Students recover from Gore move

Several GW students felt the impact of Vice President Al Gore’s announcement last week that he will move his presidential campaign headquarters from D.C. to Nashville, Tenn.

GW students who volunteered or interned for the Gore 2000 campaign said their political involvement will not end because of the move.

“I might actually get to sleep for a couple hours each night,” said senior Carolyn Lee, who has worked with the campaign for almost nine months.

In addition to heading Students for Gore, a national network of college students supporting Gore’s presidential bid, Lee is the political affairs director of the GW College Democrats, a community facilitator in Thurston Hall and is writing a thesis. She said she is not worried about finding other things to occupy her time.

Lee said she contributes 30 to 35 hours a week to the Gore 2000 effort. After the move, she estimates she will spend between 20 and 25 hours a week on tasks that she can do away from the office, such as organizing student meetings and traveling to other campuses to promote Gore’s campaign.

Lee wants to move to Tennessee to work at the new headquarters when she graduates with a degree in political communications next spring.

Scott Tenley, another GW student working for Gore 2000, said he still plans to do political work and may also move to Tennessee when he graduates.

“The campaign is almost in my blood,” he said.

Tenley said he began working in the political affairs department of the campaign last May, devoting about 35 hours a week to it. Since school started, he said, he always worked at least 25 hours every week, and he was sometimes there late at night and on weekends.

Tenley said when he began with the campaign, he did not know how much time and effort he was going to spend on it, but, as he contributed, he became more and more involved.

“A lot of times I’d rather be at work than at class,” said Tenley, a veteran of other political campaigns. “I love campaigns now.”

Another GW student said he would take advantage of the free time afforded by Gore’s move.

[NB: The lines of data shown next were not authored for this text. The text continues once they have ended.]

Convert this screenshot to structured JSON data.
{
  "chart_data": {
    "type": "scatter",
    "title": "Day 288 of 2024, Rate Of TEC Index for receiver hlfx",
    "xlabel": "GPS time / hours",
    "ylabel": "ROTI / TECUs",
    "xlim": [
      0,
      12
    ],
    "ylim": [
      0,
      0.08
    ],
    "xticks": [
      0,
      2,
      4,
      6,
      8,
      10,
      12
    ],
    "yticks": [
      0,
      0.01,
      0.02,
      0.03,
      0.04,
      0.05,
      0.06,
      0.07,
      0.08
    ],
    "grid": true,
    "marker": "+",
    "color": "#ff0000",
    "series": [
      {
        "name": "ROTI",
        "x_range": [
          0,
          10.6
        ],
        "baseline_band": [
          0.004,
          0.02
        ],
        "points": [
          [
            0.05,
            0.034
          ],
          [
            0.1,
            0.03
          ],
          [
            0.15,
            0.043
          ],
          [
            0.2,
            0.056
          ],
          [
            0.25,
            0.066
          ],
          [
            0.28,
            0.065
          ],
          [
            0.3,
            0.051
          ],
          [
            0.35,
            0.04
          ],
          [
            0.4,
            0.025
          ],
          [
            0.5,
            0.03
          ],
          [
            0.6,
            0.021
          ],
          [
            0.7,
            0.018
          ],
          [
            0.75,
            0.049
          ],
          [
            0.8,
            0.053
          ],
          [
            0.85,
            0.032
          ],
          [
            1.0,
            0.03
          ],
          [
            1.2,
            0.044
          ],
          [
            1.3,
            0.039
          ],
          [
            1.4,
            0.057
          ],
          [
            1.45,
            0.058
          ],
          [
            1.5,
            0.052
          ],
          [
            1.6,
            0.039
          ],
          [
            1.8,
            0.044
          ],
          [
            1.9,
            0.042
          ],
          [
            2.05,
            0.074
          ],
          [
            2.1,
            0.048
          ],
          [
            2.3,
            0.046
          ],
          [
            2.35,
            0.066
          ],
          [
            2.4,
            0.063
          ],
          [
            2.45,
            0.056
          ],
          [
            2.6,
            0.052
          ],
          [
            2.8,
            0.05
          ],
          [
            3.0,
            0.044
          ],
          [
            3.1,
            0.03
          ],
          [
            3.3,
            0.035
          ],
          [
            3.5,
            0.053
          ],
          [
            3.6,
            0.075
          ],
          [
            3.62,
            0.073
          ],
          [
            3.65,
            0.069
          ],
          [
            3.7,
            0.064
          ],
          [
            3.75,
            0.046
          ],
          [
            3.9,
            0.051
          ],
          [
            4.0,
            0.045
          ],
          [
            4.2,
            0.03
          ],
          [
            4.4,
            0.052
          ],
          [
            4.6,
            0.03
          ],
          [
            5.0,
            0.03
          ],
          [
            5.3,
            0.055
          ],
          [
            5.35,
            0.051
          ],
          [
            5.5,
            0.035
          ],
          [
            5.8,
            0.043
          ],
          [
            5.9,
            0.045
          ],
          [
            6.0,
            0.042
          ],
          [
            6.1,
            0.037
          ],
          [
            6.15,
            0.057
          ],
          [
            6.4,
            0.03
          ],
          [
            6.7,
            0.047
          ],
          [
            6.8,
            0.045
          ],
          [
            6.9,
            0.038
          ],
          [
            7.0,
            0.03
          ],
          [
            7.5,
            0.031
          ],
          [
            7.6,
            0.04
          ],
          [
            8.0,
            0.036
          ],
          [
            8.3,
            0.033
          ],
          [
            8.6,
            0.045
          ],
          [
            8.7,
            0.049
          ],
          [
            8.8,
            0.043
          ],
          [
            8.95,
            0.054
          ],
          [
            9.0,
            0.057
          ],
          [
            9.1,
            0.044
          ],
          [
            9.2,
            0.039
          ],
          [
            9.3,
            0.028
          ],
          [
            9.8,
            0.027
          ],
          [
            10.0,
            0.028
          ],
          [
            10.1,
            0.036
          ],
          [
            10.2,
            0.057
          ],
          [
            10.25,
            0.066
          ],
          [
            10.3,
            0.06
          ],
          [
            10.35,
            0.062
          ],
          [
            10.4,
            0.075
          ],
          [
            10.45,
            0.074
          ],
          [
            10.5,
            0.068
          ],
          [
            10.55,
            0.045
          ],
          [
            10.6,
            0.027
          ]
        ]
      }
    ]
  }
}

“I’ll be spending more time on my thesis, and that’s the straight truth,” said senior Aaron Myers, a student who helped with development of the Gore 2000 Web site. Myers said he is not entirely sure what his role will be in the campaign now.

“I might have to read about it in the paper” instead of being there, but the ultimate goal of sending Gore to the White House is more important than his own role, he said.

“I’m very excited for the way the campaign’s moving,” Myers said. “In the last few months I’ve had nothing but fun there.”

Myers said even if he is not directly involved in the Gore campaign, he will continue to support the effort by voting for Gore and encouraging others to do the same.

“I certainly believe he is the best candidate in the race,” he said.

Lee, Tenley and Myers were at campaign headquarters when Gore made the announcement that the campaign will move.

Tenley and Lee said many campaign workers were shocked at first but are now excited about the move. Lee also said those present during the announcement felt “really special” because it is such an important move, and they were part of it.

“I think it’s a really good move,” Lee said. “People are excited about it in Nashville, and they’re excited about it here.”

She said there has been no news of whether the Gore campaign will continue to have an office in Washington, but “there’s still going to be an opportunity to be involved.”

About half of the daytime volunteers at the Washington campaign headquarters are GW students, said Gore 2000 National Volunteer Coordinator Sue Greenberg, who received a master’s degree from GW. She said about eight interns worked there for the fall semester and said there were probably more during the summer.

“I’m going to miss everybody,” she said of the GW interns and volunteers who worked on the campaign. “We haven’t really had any bad volunteers.”

GW students have worked in all areas of the campaign, Greenberg said.

“They really are everywhere,” she said.

Greenberg is in charge of finding new internships for students from GW and other schools who are working with Gore 2000.

“That’s what I have been doing since I heard (the campaign will move),” she said.

Greenberg said no student who wants to be placed in another internship will be left out. One possible option, which two GW students have taken, is for students to finish their internship semesters at the White House, she said.